AUSTIN, Texas — Texas Gov. Greg Abbott, while signing a series of border security bill on Thursday, said the state will spend $1 million to place a series of buoys in the Rio Grande in order to deter migrant crossings.

More than a thousand feet of the floating barriers will be placed in the water near Eagle Pass, which is located in Maverick County and borders Piedras Negras, Coahuila, Mexico.

If it’s successful, Abbott said, miles of buoys could be added.

“This strategy will proactively prevent illegal crossings between ports of entry by making it more difficult to cross the Rio Grande and reach the Texas side of the southern border. The first 1,000 feet of the marine floating barrier will be deployed near Eagle Pass,” a news release from the governor’s office states.

“What these buoys will allow us to do is prevent people from even getting to the border,” Abbott said during Thursday’s news conference. “That process is beginning pretty much immediately.”

“Nobody needs to come across the ports of entry; it’s dangerous,” Texas Department of Public Safety Director Steven McCraw said. “Family units that come across the river, between the ports of entry, are risking themselves and their family members. They’re putting themselves in harm’s way.

McCraw said deploying the buoys is a quick process.
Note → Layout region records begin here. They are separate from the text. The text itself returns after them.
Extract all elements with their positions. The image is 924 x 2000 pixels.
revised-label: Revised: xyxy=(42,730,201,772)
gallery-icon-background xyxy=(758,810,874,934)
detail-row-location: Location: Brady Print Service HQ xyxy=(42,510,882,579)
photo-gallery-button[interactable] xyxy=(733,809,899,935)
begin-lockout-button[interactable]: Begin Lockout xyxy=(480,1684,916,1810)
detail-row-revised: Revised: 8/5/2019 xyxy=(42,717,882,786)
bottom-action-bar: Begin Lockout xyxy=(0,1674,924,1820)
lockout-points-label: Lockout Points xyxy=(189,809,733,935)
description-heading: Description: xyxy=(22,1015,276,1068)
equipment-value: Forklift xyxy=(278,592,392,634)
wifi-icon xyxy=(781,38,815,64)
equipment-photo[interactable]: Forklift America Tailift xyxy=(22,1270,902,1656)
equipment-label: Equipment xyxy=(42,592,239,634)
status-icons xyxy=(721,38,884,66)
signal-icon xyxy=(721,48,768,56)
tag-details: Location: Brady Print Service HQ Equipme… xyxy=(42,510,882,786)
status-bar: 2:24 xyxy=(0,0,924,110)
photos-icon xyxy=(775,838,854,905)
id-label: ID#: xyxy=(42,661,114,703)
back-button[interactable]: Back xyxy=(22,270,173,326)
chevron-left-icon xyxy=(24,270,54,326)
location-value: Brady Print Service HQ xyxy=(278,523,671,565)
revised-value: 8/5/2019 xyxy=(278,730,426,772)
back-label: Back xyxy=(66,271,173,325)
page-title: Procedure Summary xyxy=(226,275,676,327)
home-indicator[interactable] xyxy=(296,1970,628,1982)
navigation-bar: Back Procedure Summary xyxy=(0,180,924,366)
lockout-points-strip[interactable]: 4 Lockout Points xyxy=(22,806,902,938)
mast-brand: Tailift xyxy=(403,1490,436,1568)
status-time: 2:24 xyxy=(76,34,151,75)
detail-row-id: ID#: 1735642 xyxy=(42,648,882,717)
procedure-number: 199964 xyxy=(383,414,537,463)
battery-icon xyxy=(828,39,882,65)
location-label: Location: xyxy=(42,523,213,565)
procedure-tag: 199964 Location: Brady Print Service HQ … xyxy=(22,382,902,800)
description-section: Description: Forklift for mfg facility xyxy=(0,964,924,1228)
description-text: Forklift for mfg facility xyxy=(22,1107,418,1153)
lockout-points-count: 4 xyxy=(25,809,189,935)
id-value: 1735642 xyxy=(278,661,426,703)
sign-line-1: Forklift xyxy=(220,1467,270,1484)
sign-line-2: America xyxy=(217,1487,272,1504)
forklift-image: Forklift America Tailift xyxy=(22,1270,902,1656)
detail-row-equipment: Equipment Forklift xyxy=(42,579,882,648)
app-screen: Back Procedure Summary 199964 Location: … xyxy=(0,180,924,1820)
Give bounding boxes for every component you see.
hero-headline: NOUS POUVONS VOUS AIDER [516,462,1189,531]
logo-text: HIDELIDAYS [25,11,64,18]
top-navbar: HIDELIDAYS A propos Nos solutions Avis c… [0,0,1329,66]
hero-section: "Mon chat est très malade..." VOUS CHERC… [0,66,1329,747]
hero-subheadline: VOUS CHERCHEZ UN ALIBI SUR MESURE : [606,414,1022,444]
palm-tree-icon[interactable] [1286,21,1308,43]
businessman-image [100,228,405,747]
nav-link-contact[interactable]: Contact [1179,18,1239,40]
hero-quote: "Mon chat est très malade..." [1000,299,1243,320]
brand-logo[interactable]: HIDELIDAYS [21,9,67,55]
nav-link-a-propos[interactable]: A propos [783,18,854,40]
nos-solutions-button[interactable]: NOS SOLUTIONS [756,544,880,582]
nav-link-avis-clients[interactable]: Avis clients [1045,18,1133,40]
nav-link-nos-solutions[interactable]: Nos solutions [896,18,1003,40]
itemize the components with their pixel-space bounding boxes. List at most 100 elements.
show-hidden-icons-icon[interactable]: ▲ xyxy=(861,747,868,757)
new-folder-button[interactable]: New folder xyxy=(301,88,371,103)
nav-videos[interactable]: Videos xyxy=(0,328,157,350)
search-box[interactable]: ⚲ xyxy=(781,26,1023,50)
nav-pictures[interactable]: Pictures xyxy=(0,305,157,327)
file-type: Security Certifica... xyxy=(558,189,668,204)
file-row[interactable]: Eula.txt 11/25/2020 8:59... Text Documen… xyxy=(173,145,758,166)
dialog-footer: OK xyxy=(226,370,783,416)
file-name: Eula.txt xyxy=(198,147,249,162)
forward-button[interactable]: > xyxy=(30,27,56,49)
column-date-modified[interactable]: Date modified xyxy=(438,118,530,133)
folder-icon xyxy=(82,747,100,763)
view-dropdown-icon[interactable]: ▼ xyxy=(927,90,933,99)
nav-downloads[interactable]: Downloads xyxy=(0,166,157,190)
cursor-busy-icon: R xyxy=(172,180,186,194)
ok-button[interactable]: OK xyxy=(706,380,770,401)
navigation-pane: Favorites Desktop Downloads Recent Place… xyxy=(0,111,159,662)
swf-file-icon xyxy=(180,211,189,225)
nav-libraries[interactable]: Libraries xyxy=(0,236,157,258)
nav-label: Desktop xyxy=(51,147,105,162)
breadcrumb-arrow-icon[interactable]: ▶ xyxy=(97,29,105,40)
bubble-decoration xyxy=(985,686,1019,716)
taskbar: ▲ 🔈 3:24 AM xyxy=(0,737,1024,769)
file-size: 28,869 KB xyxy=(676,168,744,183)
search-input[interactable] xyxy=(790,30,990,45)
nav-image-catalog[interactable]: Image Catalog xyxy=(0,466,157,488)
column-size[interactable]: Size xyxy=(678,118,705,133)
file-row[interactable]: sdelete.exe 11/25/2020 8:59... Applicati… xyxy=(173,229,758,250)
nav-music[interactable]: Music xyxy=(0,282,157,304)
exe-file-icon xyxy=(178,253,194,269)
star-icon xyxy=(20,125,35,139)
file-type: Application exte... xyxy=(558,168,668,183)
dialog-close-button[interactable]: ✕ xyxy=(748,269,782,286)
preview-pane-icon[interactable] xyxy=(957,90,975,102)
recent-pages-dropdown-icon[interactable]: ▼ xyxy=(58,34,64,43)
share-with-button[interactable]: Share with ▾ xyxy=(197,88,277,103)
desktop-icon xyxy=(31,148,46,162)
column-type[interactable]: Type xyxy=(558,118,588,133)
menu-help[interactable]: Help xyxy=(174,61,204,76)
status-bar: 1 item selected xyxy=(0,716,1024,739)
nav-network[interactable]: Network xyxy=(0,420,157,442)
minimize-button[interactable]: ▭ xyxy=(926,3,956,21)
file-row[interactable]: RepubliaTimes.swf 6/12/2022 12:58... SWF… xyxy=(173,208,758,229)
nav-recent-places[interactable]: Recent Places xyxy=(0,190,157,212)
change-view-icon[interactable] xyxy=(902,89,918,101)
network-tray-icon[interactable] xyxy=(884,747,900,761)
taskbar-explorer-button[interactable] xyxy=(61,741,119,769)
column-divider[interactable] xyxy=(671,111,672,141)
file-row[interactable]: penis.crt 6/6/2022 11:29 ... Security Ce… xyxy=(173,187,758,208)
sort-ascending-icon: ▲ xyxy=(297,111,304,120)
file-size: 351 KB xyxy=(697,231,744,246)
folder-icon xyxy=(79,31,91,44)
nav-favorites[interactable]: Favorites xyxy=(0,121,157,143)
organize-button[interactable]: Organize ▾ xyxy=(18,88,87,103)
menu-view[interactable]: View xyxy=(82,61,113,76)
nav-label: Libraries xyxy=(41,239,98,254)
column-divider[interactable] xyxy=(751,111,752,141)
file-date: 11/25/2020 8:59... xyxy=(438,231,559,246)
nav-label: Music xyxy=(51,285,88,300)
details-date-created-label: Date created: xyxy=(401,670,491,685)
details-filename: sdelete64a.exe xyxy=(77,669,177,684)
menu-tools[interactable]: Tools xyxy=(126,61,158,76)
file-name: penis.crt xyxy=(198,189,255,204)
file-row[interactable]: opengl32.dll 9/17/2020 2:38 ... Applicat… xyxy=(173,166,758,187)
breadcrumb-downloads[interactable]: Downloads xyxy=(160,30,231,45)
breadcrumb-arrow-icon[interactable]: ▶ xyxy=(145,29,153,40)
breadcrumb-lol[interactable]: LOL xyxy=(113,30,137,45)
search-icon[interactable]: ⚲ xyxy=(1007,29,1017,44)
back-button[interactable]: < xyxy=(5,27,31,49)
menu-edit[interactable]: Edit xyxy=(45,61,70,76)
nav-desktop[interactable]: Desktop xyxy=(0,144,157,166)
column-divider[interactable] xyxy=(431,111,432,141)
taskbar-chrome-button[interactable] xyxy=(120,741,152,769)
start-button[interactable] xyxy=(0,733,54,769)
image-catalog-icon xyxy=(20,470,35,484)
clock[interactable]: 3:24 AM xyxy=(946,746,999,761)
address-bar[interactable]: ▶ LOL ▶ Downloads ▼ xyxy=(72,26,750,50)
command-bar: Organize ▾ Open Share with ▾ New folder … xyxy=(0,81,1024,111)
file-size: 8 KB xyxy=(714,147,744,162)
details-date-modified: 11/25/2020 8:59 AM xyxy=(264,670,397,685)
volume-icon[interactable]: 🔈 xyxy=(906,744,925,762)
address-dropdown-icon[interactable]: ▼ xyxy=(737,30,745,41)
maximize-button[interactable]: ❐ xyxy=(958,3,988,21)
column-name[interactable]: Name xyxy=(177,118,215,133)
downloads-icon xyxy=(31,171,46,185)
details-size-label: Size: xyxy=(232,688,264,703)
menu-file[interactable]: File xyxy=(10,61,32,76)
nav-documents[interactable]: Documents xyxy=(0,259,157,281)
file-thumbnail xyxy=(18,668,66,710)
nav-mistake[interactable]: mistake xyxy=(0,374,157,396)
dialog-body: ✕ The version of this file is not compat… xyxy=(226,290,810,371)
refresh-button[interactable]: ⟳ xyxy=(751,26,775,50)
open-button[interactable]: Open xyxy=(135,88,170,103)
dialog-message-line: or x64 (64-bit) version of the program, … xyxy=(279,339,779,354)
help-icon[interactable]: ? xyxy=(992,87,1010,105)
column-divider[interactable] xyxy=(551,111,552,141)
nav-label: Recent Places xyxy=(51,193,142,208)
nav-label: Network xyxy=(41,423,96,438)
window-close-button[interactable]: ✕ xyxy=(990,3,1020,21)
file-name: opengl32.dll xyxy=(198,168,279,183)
“They can deploy it quickly right at the river to deter them from even risking themselves from coming across. It can be quickly deployed. It can be moved. All of these are mobile,” he said. “We don’t want anybody to get hurt. In fact, we want to prevent people from getting hurt, prevent people from drowning. This is a proactive way, and we’re about to deploy the first thousand feet of it in Eagle Pass.”